According to Centcom, here are the number of bombs released in Afghanistan since the Obama surge of 2010:
After Obama approved a big increase in troops at the end of 2009—up from 30,000 to 100,000—the air component of the war surged too, with over a thousand bombs dropped in some months of 2010. Later, as the surge was drawn down, the air component was drawn down too. When Donald Trump took office he didn’t approve any significant troop increases, but he did ask for more bombing. And he got it: the average number of bombs dropped per month has increased from about 100 in 2016 to over 400 in 2017.
But there’s a little more to it. The Air Force is flying more sorties, but the real increase has come in the number of bombs each sortie drops:
For seven years, regardless of troop levels or number of air strikes, one thing has remained constant: among sorties that drop at least one bomb, the average number of bombs dropped has been rock steady at around two. Then, in 2017, that nearly doubled to 3.5. Here’s the result:
The United Nations mission in Afghanistan documented 205 civilian deaths and 261 injuries from airstrikes in the first nine months this year, a 52% increase in casualties compared with the same period in 2016.
….When there were 100,000 American troops in the country, then-President Hamid Karzai frequently accused them of excessive force and wielded reports of dead innocents as a cudgel against the United States. Karzai’s bombast had an effect: Far fewer civilians died in airstrikes in 2012 and 2013, according to U.N. reports….Experts said North Atlantic Treaty Organization coalition commanders took serious measures to reduce the risk of harm to civilians.
….As the foreign troop presence shrank and NATO shifted its focus to training Afghan forces, coalition officials released less information about operations. They also face less resistance from Afghan President Ashraf Ghani, a stronger proponent of U.S. military action. “The U.S. military is becoming less transparent, and it’s a pity because they had worked really hard — and succeeded — in reducing civilian casualties,” said Kate Clark, co-director of the Afghanistan Analysts Network, a Kabul-based research organization.
….In October, Defense Secretary James N. Mattis testified to Congress that Trump had authorized him to eliminate the requirement that U.S. forces could fire only when in “proximity” to hostile fighters. “In other words, wherever we find the enemy, we can put the pressure from the air support on them,” Mattis said.
The evidence all points in the same direction: US air forces are no longer very concerned about being precise. If they see something, they unload lots of bombs and the result is a big increase in civilian deaths.
As bad as this is on its own, it’s even worse in context. After all, how likely is it that a bigger air campaign will work in the absence of more troops? We’ve been down this road before, and the answer is: not very. Hell, a bigger air campaign didn’t even work that well with more troops. The Taliban is roughly as strong now as it was ten years ago.

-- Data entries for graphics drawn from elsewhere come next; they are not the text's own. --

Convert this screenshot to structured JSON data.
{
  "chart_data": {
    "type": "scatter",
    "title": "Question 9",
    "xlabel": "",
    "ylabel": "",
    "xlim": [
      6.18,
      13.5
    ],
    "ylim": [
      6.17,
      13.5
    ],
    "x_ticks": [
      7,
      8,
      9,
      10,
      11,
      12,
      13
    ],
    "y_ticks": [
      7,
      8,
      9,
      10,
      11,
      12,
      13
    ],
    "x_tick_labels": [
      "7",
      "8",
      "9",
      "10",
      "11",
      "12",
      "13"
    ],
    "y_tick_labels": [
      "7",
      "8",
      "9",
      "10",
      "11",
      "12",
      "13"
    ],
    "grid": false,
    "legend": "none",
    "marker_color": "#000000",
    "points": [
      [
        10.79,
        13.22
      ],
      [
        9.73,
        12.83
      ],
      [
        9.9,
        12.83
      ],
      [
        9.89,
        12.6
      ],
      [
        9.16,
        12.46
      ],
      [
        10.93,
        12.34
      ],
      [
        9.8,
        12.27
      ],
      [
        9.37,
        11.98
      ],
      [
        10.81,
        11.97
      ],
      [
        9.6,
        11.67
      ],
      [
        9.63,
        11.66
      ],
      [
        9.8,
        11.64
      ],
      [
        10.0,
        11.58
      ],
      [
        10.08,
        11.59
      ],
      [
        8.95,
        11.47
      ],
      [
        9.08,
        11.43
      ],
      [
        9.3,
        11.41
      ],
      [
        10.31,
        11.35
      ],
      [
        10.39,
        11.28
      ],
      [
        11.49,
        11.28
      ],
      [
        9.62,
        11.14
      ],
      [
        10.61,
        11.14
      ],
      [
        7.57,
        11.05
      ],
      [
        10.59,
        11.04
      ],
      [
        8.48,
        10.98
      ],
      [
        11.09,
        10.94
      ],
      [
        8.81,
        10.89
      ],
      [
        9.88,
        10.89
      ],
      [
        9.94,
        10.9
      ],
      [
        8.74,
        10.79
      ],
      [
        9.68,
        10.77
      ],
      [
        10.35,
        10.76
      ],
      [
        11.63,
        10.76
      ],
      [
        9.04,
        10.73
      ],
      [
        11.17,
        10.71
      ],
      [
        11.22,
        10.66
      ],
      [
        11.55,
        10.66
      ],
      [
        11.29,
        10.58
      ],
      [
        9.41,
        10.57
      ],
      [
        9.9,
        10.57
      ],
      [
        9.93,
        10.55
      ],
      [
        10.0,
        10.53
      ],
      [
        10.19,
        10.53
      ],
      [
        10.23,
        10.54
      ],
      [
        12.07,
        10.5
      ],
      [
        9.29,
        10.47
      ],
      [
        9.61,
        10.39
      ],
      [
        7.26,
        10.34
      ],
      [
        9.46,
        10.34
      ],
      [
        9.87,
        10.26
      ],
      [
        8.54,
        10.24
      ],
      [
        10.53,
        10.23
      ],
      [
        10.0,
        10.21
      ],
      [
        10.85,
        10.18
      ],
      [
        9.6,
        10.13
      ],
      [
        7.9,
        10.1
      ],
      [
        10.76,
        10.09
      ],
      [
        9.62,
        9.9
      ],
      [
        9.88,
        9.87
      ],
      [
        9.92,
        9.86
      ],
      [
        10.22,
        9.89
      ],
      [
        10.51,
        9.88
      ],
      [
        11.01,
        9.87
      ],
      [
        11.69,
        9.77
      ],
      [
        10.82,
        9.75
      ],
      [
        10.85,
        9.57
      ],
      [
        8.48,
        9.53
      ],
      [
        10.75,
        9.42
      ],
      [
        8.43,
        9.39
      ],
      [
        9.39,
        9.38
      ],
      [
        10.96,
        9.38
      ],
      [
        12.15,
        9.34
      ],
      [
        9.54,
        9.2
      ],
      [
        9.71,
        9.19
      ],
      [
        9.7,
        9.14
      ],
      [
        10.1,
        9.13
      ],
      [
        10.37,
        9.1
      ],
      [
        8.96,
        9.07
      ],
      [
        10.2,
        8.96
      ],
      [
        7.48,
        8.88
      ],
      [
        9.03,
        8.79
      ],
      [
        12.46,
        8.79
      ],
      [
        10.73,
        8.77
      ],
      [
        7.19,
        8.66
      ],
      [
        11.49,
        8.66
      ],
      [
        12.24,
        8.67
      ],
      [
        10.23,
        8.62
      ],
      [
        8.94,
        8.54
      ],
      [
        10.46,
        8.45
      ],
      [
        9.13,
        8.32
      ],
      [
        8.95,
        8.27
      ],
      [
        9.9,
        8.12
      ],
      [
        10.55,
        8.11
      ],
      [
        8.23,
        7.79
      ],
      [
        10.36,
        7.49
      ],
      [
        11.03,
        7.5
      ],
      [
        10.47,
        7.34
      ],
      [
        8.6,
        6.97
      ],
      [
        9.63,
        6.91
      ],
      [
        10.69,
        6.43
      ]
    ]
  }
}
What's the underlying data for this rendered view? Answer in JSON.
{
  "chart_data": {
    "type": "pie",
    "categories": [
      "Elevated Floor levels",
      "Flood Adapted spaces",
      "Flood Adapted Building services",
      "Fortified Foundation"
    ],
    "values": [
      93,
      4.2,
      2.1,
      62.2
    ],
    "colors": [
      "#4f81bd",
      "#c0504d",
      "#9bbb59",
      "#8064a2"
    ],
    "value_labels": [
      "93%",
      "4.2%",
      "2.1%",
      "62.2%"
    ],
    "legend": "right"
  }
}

We’ve been fighting the Taliban to a tenuous stalemate for more than a decade. If we stay, the stalemate will continue indefinitely. If we leave, the Taliban is likely to eventually regain control of the entire country. These are not great choices, but if we’re going to stay the very least we could do is drop the notion that loosening the rules of engagement and killing more civilians somehow shows that “the gloves have been taken off.” It’s not true, and it doesn’t make victory any more likely. It just means we have more dead civilians.